Robert Krueger, PhD
Assistant Professor
Department of Computer Science & Engineering at NYU Tandon

Robert Krueger is an assistant professor at New York University (NYU) - Department of Computer Science and Engineering, and a member of the NYU Visualization Imaging and Data Analysis Center. Previously, he was a postdoctoral research fellow and subgroup leader at VCG Harvard, School of Engineering and Applied Sciences at Harvard University, and a senior research scientist at the Laboratory of Systems Pharmacology, Harvard Medical School. Dr. Krueger received his Ph.D. degree (Dr. rer. nat.) in Computer Science at the Institute for Visualization and Interactive Systems, University of Stuttgart in 2017. Krueger's research interests lie in the field of data visualization and visual analytics for spatial and spatially-referenced multivariate data with a focus on biomedical visualization.

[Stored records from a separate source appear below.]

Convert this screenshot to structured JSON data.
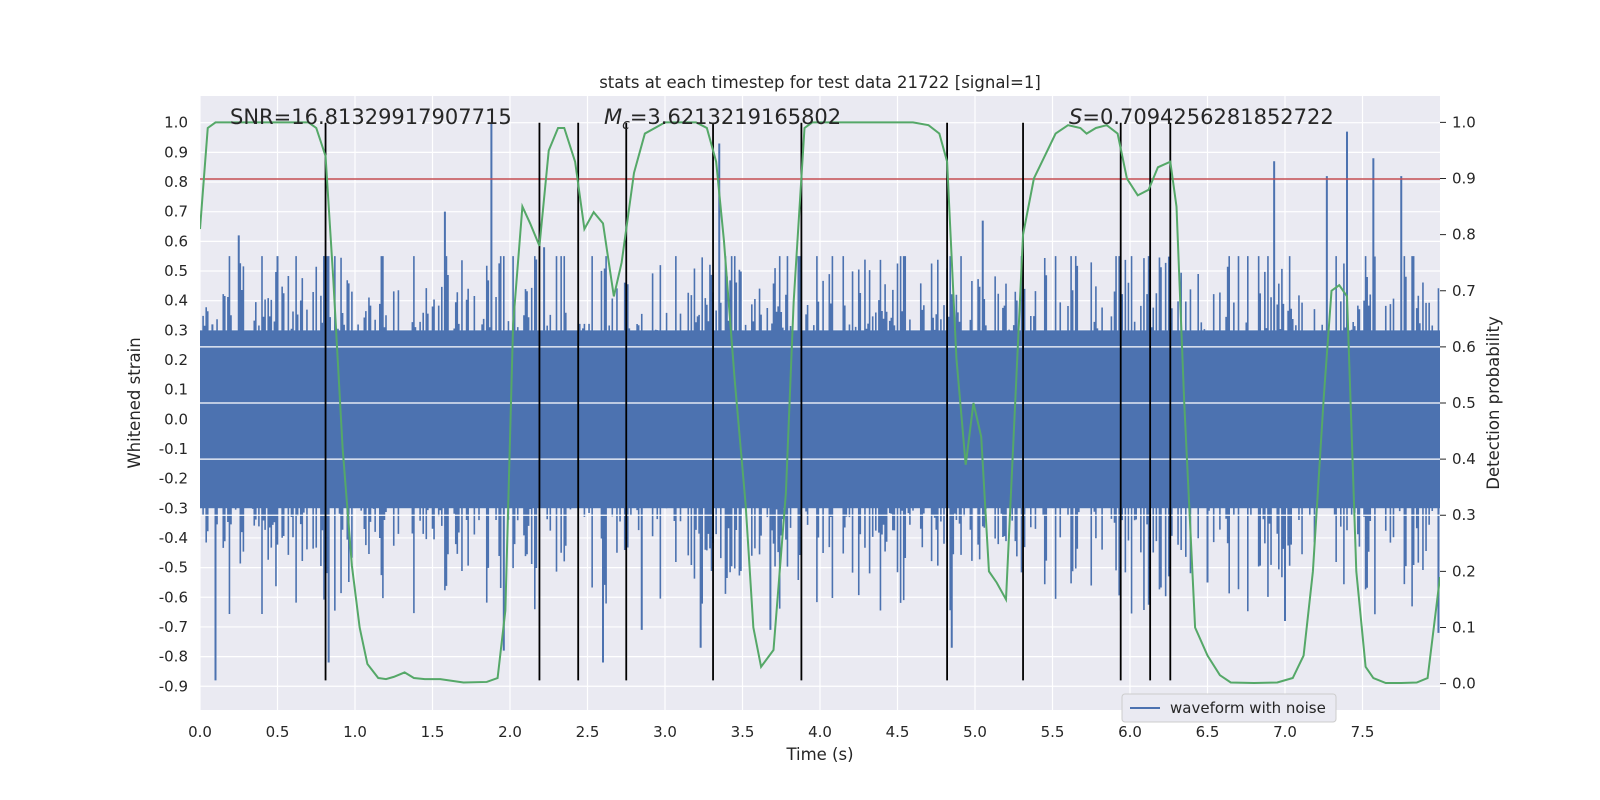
{
  "chart_data": {
    "type": "line",
    "title": "stats at each timestep for test data 21722 [signal=1]",
    "xlabel": "Time (s)",
    "ylabel": "Whitened strain",
    "y2label": "Detection probability",
    "xlim": [
      0.0,
      8.0
    ],
    "ylim": [
      -0.98,
      1.09
    ],
    "y2lim": [
      -0.047,
      1.047
    ],
    "xticks": [
      0.0,
      0.5,
      1.0,
      1.5,
      2.0,
      2.5,
      3.0,
      3.5,
      4.0,
      4.5,
      5.0,
      5.5,
      6.0,
      6.5,
      7.0,
      7.5
    ],
    "xtick_labels": [
      "0.0",
      "0.5",
      "1.0",
      "1.5",
      "2.0",
      "2.5",
      "3.0",
      "3.5",
      "4.0",
      "4.5",
      "5.0",
      "5.5",
      "6.0",
      "6.5",
      "7.0",
      "7.5"
    ],
    "yticks": [
      1.0,
      0.9,
      0.8,
      0.7,
      0.6,
      0.5,
      0.4,
      0.3,
      0.2,
      0.1,
      0.0,
      -0.1,
      -0.2,
      -0.3,
      -0.4,
      -0.5,
      -0.6,
      -0.7,
      -0.8,
      -0.9
    ],
    "ytick_labels": [
      "1.0",
      "0.9",
      "0.8",
      "0.7",
      "0.6",
      "0.5",
      "0.4",
      "0.3",
      "0.2",
      "0.1",
      "0.0",
      "-0.1",
      "-0.2",
      "-0.3",
      "-0.4",
      "-0.5",
      "-0.6",
      "-0.7",
      "-0.8",
      "-0.9"
    ],
    "y2ticks": [
      1.0,
      0.9,
      0.8,
      0.7,
      0.6,
      0.5,
      0.4,
      0.3,
      0.2,
      0.1,
      0.0
    ],
    "y2tick_labels": [
      "1.0",
      "0.9",
      "0.8",
      "0.7",
      "0.6",
      "0.5",
      "0.4",
      "0.3",
      "0.2",
      "0.1",
      "0.0"
    ],
    "grid": true,
    "legend": {
      "entries": [
        "waveform with noise"
      ],
      "placement": "bottom-right"
    },
    "annotations": {
      "snr": "SNR=16.81329917907715",
      "mc_symbol": "M",
      "mc_sub": "c",
      "mc_value": "=3.6213219165802",
      "s_symbol": "S",
      "s_value": "=0.7094256281852722"
    },
    "threshold": {
      "value": 0.81,
      "color": "#c44e52"
    },
    "event_lines": {
      "x": [
        0.81,
        2.19,
        2.44,
        2.75,
        3.31,
        3.88,
        4.82,
        5.31,
        5.94,
        6.13,
        6.26
      ],
      "ymin": -0.88,
      "ymax": 1.0,
      "color": "#000000"
    },
    "waveform": {
      "name": "waveform with noise",
      "color": "#4c72b0",
      "n_samples": 800,
      "band_std": 0.23,
      "spikes": [
        {
          "x": 0.08,
          "y": 0.32
        },
        {
          "x": 0.1,
          "y": -0.88
        },
        {
          "x": 0.25,
          "y": 0.62
        },
        {
          "x": 0.5,
          "y": 0.55
        },
        {
          "x": 0.8,
          "y": 0.55
        },
        {
          "x": 0.83,
          "y": -0.82
        },
        {
          "x": 1.58,
          "y": 0.7
        },
        {
          "x": 1.88,
          "y": 1.0
        },
        {
          "x": 1.96,
          "y": -0.78
        },
        {
          "x": 2.22,
          "y": 0.58
        },
        {
          "x": 2.6,
          "y": -0.82
        },
        {
          "x": 2.85,
          "y": -0.71
        },
        {
          "x": 3.23,
          "y": -0.77
        },
        {
          "x": 3.35,
          "y": 0.93
        },
        {
          "x": 3.68,
          "y": -0.71
        },
        {
          "x": 4.85,
          "y": -0.77
        },
        {
          "x": 5.05,
          "y": 0.67
        },
        {
          "x": 6.5,
          "y": -0.55
        },
        {
          "x": 6.93,
          "y": 0.87
        },
        {
          "x": 7.0,
          "y": -0.68
        },
        {
          "x": 7.27,
          "y": 0.82
        },
        {
          "x": 7.4,
          "y": 0.97
        },
        {
          "x": 7.57,
          "y": 0.88
        },
        {
          "x": 7.75,
          "y": 0.82
        },
        {
          "x": 7.99,
          "y": -0.72
        }
      ]
    },
    "probability": {
      "name": "Detection probability",
      "color": "#55a868",
      "points": [
        [
          0.0,
          0.81
        ],
        [
          0.05,
          0.99
        ],
        [
          0.1,
          1.0
        ],
        [
          0.3,
          1.0
        ],
        [
          0.7,
          1.0
        ],
        [
          0.75,
          0.99
        ],
        [
          0.81,
          0.94
        ],
        [
          0.86,
          0.72
        ],
        [
          0.92,
          0.42
        ],
        [
          0.98,
          0.21
        ],
        [
          1.03,
          0.1
        ],
        [
          1.08,
          0.035
        ],
        [
          1.15,
          0.01
        ],
        [
          1.2,
          0.008
        ],
        [
          1.25,
          0.012
        ],
        [
          1.32,
          0.02
        ],
        [
          1.38,
          0.01
        ],
        [
          1.45,
          0.008
        ],
        [
          1.55,
          0.008
        ],
        [
          1.7,
          0.002
        ],
        [
          1.85,
          0.003
        ],
        [
          1.92,
          0.01
        ],
        [
          1.97,
          0.13
        ],
        [
          2.02,
          0.64
        ],
        [
          2.08,
          0.85
        ],
        [
          2.13,
          0.82
        ],
        [
          2.19,
          0.78
        ],
        [
          2.25,
          0.95
        ],
        [
          2.31,
          0.99
        ],
        [
          2.35,
          0.99
        ],
        [
          2.42,
          0.93
        ],
        [
          2.48,
          0.81
        ],
        [
          2.54,
          0.84
        ],
        [
          2.6,
          0.82
        ],
        [
          2.67,
          0.69
        ],
        [
          2.72,
          0.75
        ],
        [
          2.8,
          0.91
        ],
        [
          2.87,
          0.98
        ],
        [
          3.0,
          1.0
        ],
        [
          3.2,
          1.0
        ],
        [
          3.27,
          0.99
        ],
        [
          3.33,
          0.93
        ],
        [
          3.38,
          0.79
        ],
        [
          3.45,
          0.54
        ],
        [
          3.52,
          0.32
        ],
        [
          3.57,
          0.1
        ],
        [
          3.62,
          0.03
        ],
        [
          3.7,
          0.06
        ],
        [
          3.78,
          0.34
        ],
        [
          3.83,
          0.68
        ],
        [
          3.9,
          0.99
        ],
        [
          3.95,
          1.0
        ],
        [
          4.0,
          1.0
        ],
        [
          4.6,
          1.0
        ],
        [
          4.7,
          0.995
        ],
        [
          4.77,
          0.98
        ],
        [
          4.82,
          0.93
        ],
        [
          4.88,
          0.58
        ],
        [
          4.94,
          0.39
        ],
        [
          4.99,
          0.5
        ],
        [
          5.04,
          0.44
        ],
        [
          5.09,
          0.2
        ],
        [
          5.14,
          0.18
        ],
        [
          5.2,
          0.15
        ],
        [
          5.31,
          0.8
        ],
        [
          5.38,
          0.9
        ],
        [
          5.45,
          0.94
        ],
        [
          5.52,
          0.98
        ],
        [
          5.6,
          0.995
        ],
        [
          5.68,
          0.99
        ],
        [
          5.72,
          0.98
        ],
        [
          5.78,
          0.99
        ],
        [
          5.85,
          0.995
        ],
        [
          5.92,
          0.98
        ],
        [
          5.98,
          0.9
        ],
        [
          6.05,
          0.87
        ],
        [
          6.12,
          0.88
        ],
        [
          6.18,
          0.92
        ],
        [
          6.26,
          0.93
        ],
        [
          6.3,
          0.85
        ],
        [
          6.35,
          0.5
        ],
        [
          6.42,
          0.1
        ],
        [
          6.5,
          0.05
        ],
        [
          6.58,
          0.015
        ],
        [
          6.65,
          0.002
        ],
        [
          6.8,
          0.001
        ],
        [
          6.95,
          0.002
        ],
        [
          7.05,
          0.01
        ],
        [
          7.12,
          0.05
        ],
        [
          7.18,
          0.2
        ],
        [
          7.25,
          0.51
        ],
        [
          7.3,
          0.7
        ],
        [
          7.35,
          0.71
        ],
        [
          7.4,
          0.69
        ],
        [
          7.46,
          0.2
        ],
        [
          7.52,
          0.03
        ],
        [
          7.57,
          0.01
        ],
        [
          7.65,
          0.001
        ],
        [
          7.75,
          0.001
        ],
        [
          7.85,
          0.002
        ],
        [
          7.92,
          0.01
        ],
        [
          8.0,
          0.19
        ]
      ]
    }
  }
}
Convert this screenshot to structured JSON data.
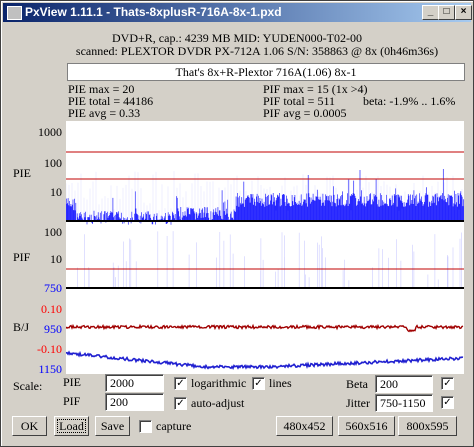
{
  "window": {
    "title": "PxView 1.11.1  -  Thats-8xplusR-716A-8x-1.pxd"
  },
  "header": {
    "disc": "DVD+R, cap.: 4239 MB MID: YUDEN000-T02-00",
    "scanned": "scanned: PLEXTOR DVDR PX-712A 1.06 S/N: 358863 @ 8x (0h46m36s)",
    "label": "That's 8x+R-Plextor 716A(1.06) 8x-1"
  },
  "stats": {
    "pie_max": "PIE max = 20",
    "pie_total": "PIE total = 44186",
    "pie_avg": "PIE avg = 0.33",
    "pif_max": "PIF max = 15 (1x >4)",
    "pif_total": "PIF total = 511",
    "pif_avg": "PIF avg = 0.0005",
    "beta": "beta: -1.9% .. 1.6%"
  },
  "charts": {
    "pie": {
      "label": "PIE",
      "ticks": [
        "1000",
        "100",
        "10"
      ]
    },
    "pif": {
      "label": "PIF",
      "ticks": [
        "100",
        "10"
      ]
    },
    "bj": {
      "label": "B/J",
      "jitter_ticks": [
        "750",
        "950",
        "1150"
      ],
      "beta_ticks": [
        "0.10",
        "-0.10"
      ]
    }
  },
  "scale": {
    "label": "Scale:",
    "pie": {
      "label": "PIE",
      "value": "2000"
    },
    "pif": {
      "label": "PIF",
      "value": "200"
    },
    "logarithmic": {
      "label": "logarithmic",
      "checked": true
    },
    "lines": {
      "label": "lines",
      "checked": true
    },
    "auto_adjust": {
      "label": "auto-adjust",
      "checked": true
    },
    "beta": {
      "label": "Beta",
      "value": "200",
      "checked": true
    },
    "jitter": {
      "label": "Jitter",
      "value": "750-1150",
      "checked": true
    }
  },
  "buttons": {
    "ok": "OK",
    "load": "Load",
    "save": "Save",
    "capture": {
      "label": "capture",
      "checked": false
    },
    "size1": "480x452",
    "size2": "560x516",
    "size3": "800x595"
  }
}
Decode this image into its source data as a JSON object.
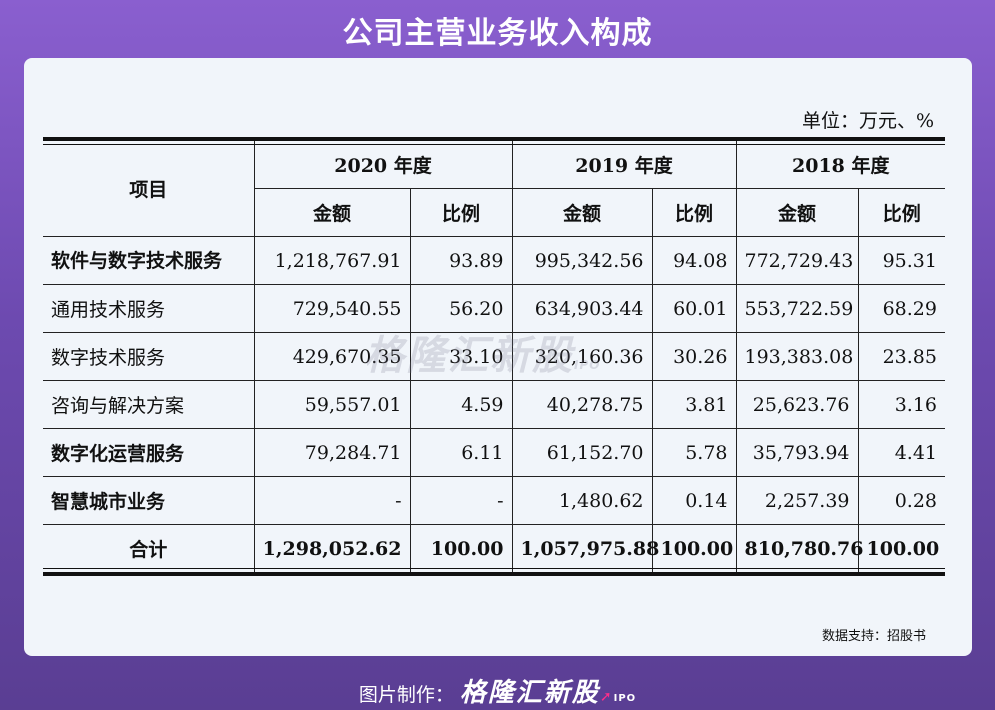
{
  "title": "公司主营业务收入构成",
  "unit": "单位：万元、%",
  "header": {
    "item": "项目",
    "years": [
      "2020 年度",
      "2019 年度",
      "2018 年度"
    ],
    "amount": "金额",
    "ratio": "比例"
  },
  "rows": [
    {
      "name": "软件与数字技术服务",
      "values": [
        "1,218,767.91",
        "93.89",
        "995,342.56",
        "94.08",
        "772,729.43",
        "95.31"
      ]
    },
    {
      "name": "通用技术服务",
      "values": [
        "729,540.55",
        "56.20",
        "634,903.44",
        "60.01",
        "553,722.59",
        "68.29"
      ]
    },
    {
      "name": "数字技术服务",
      "values": [
        "429,670.35",
        "33.10",
        "320,160.36",
        "30.26",
        "193,383.08",
        "23.85"
      ]
    },
    {
      "name": "咨询与解决方案",
      "values": [
        "59,557.01",
        "4.59",
        "40,278.75",
        "3.81",
        "25,623.76",
        "3.16"
      ]
    },
    {
      "name": "数字化运营服务",
      "values": [
        "79,284.71",
        "6.11",
        "61,152.70",
        "5.78",
        "35,793.94",
        "4.41"
      ]
    },
    {
      "name": "智慧城市业务",
      "values": [
        "-",
        "-",
        "1,480.62",
        "0.14",
        "2,257.39",
        "0.28"
      ]
    },
    {
      "name": "合计",
      "values": [
        "1,298,052.62",
        "100.00",
        "1,057,975.88",
        "100.00",
        "810,780.76",
        "100.00"
      ]
    }
  ],
  "watermark": {
    "text": "格隆汇新股",
    "sub": "IPO"
  },
  "source": "数据支持：招股书",
  "footer": {
    "label": "图片制作：",
    "logo": "格隆汇新股",
    "logo_sub": "IPO"
  }
}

From Scalable Web-Based Rendering to Cell-Cell Interaction Analysis of Multi-Volume Tissue Data
Talk Title
Talk Description
3D Immunofluorescence imaging technologies enable novel insights into tissue microenvironments. The resulting high-resolution and multi-volumetric data provides a more detailed representation of the cells' shapes, formation, and interaction patterns. Instead of quantifying protein expressions in a low-resolution 2D tissue slice, researchers can now explore and study the 3D spatial distribution of proteins in-depth. I will address two challenges of visualizing and analyzing such data. Firstly, as the data is big, it cannot easily be loaded and processed as a whole, especially in web-based settings. I will present a hybrid multi-volume rendering approach based on a novel 'Residency Octree' data structure. It combines the advantages of out-of-core volume rendering using page tables with those of standard octrees to load data on-demand as needed for rendering the current scene and resolution in the user's viewport. Secondly, building on a multi-volume viewer, I will present a visual analysis interface to study cellular interactions in the multi-volumetric data. Instead of inferring interaction from the proximity of cells, we quantify interaction by spatially tracing the presence and levels of specific proteins from cell to cell in the 3D volume. We evaluated our application with biomedical experts who investigated T-cell activation in tumor microenvironments of human tissue data.